STEUBENVILLE — Eastern Gateway Community College is expanding its workforce training program with the opening of a new facility equipped with the equipment and resources to prepare students of different ages, including displaced workers , in several domains.
College leaders and staff were joined by state and local officials for a ribbon cutting Thursday to mark the opening of the EGCC Regional Workforce Building on Sunset Boulevard.
The center was largely funded by $836,332 in federal funds awarded through the Appalachian Regional Commission’s Partnerships for Opportunity and Workforce and Economic Revitalization grant program.
In addition, several computerized milling machines and lathes, used to create a wide variety of parts and tools, were acquired for the center through a $450,000 grant for the Department of Ohio Education.
Arthur Daly, senior vice president and chief development officer of EGCC, said 3D printers and two driving simulators will be added to the facility, which will offer instruction in additive manufacturing, industrial maintenance, phlebotomy and skills required for a commercial driver’s license.
EGCC President Michael Geoghegan told attendees: “We often say that the 21st century American workforce begins at Eastern Gateway. This building will help ensure that area residents have access to the credentials needed to be competitive in this workplace.
Geoghegan thanked the many people involved in securing funds and other support for the center. Among them were US Representative Bill Johnson, R-Marietta; the Governor’s Office of Appalachia and the Ohio Mid-Eastern Governments Association; Karla Martin, EGCC Senior Vice President and Chief Diversity Officer; and the College’s Steubenville Campus Buildings and Grounds Department, which worked to prepare the former Hess Building for its new purpose.
State Rep. Ron Ferguson, R-Wintersville, Mayor Jerry Barilla and local school district leaders were among many area officials on hand to congratulate the college on its latest development.
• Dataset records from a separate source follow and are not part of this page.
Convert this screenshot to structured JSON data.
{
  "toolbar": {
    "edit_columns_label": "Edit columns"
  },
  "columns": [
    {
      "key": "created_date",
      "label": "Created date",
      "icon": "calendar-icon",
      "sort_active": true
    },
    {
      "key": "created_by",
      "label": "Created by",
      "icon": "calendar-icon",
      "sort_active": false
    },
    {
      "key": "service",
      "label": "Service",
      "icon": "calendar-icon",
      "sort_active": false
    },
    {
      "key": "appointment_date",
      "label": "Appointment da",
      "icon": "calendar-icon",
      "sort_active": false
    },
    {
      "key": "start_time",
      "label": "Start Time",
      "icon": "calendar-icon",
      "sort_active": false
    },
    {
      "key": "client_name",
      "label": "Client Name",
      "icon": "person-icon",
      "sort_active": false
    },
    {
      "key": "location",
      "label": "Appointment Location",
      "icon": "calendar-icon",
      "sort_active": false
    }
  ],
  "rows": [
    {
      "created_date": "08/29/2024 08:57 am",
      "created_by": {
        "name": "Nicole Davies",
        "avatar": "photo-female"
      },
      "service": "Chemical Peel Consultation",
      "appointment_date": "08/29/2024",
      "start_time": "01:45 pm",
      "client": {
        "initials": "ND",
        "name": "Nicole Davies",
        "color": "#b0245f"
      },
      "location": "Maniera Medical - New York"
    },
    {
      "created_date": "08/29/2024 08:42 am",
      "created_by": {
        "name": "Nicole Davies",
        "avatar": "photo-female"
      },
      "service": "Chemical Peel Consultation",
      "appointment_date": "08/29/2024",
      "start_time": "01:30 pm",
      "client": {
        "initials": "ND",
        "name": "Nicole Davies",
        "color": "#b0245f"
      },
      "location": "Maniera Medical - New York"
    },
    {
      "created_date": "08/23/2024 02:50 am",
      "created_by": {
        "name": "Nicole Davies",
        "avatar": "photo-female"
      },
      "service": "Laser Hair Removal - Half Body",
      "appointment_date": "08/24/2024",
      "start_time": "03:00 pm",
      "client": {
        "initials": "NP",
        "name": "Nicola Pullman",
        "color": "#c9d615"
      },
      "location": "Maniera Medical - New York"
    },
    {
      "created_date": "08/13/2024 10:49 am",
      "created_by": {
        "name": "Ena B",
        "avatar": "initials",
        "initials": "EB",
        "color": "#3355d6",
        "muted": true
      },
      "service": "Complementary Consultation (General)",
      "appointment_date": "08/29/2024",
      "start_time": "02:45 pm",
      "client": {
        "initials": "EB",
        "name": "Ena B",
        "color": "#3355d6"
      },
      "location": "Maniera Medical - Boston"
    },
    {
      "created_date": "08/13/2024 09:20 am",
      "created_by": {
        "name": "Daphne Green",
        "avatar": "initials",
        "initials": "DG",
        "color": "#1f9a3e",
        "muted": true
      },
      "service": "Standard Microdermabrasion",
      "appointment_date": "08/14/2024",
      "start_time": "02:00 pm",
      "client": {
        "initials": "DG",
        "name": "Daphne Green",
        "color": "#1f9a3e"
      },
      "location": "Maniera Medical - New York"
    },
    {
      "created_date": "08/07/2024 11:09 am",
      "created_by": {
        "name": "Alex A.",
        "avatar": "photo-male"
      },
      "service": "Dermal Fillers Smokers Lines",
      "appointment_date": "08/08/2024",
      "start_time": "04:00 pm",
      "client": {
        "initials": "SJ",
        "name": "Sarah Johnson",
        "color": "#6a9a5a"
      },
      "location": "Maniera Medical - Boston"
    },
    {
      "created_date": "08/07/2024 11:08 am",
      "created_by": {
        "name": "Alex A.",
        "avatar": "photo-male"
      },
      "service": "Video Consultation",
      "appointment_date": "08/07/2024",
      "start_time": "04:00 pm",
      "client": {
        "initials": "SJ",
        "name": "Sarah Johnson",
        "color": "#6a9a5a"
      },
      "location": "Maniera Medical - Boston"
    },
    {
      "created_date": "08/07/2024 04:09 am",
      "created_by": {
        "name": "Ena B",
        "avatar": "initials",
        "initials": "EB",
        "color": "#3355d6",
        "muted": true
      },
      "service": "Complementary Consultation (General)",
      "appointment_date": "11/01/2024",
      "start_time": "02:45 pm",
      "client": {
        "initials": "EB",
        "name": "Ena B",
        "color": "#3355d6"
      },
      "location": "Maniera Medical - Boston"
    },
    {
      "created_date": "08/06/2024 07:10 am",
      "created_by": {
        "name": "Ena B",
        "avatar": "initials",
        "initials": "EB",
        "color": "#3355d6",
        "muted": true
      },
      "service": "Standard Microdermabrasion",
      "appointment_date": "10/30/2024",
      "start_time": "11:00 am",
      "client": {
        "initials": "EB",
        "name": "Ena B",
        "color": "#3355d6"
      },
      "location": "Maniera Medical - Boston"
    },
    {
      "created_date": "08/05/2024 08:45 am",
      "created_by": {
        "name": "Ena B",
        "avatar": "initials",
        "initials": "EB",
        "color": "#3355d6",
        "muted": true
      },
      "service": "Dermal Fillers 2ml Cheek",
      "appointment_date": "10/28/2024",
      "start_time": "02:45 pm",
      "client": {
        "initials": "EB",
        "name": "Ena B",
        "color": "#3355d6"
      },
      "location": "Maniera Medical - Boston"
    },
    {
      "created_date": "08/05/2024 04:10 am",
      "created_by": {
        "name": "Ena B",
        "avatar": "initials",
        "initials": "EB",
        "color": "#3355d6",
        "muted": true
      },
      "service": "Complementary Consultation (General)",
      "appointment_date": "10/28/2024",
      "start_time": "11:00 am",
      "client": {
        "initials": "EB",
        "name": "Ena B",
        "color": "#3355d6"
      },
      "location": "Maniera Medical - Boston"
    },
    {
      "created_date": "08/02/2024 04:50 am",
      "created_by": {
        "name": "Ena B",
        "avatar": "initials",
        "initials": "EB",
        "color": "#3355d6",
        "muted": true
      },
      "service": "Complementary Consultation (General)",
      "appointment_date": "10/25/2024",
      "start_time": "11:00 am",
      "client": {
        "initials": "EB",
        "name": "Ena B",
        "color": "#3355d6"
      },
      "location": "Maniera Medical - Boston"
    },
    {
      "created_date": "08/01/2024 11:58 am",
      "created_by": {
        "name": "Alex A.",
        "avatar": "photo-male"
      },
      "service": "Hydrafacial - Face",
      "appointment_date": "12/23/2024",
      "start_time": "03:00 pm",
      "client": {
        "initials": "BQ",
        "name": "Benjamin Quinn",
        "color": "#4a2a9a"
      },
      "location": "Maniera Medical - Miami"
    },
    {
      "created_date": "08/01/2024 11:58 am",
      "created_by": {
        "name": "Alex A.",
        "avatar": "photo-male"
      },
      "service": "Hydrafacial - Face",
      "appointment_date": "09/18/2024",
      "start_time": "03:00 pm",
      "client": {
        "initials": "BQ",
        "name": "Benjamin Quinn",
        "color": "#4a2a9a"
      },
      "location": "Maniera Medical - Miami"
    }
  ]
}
Geno Taglione, human resources market manager for Trinity Health System, noted that the hospital has partnered with EGCC to train local students to fill much-needed vacancies for phlebotomists, nursing assistants and technicians. in pharmacy.
“Trinity Health System couldn’t be happier to have this program in our backyard,” he said.
Amelia Taggart, director of manpower at EGCC, noted that two Trinity staff members are teaching five Steubenville High School students about phlebotomy as part of a pilot program the college hopes to expand to d other school districts.
Before leading guests on a tour of the facility, Taggart introduced a dozen fourth grade girls from Pugliese Primary School involved in EGCC’s Women in Sustainable Employment program, designed to introduce young women to careers potential in industrial manufacturing.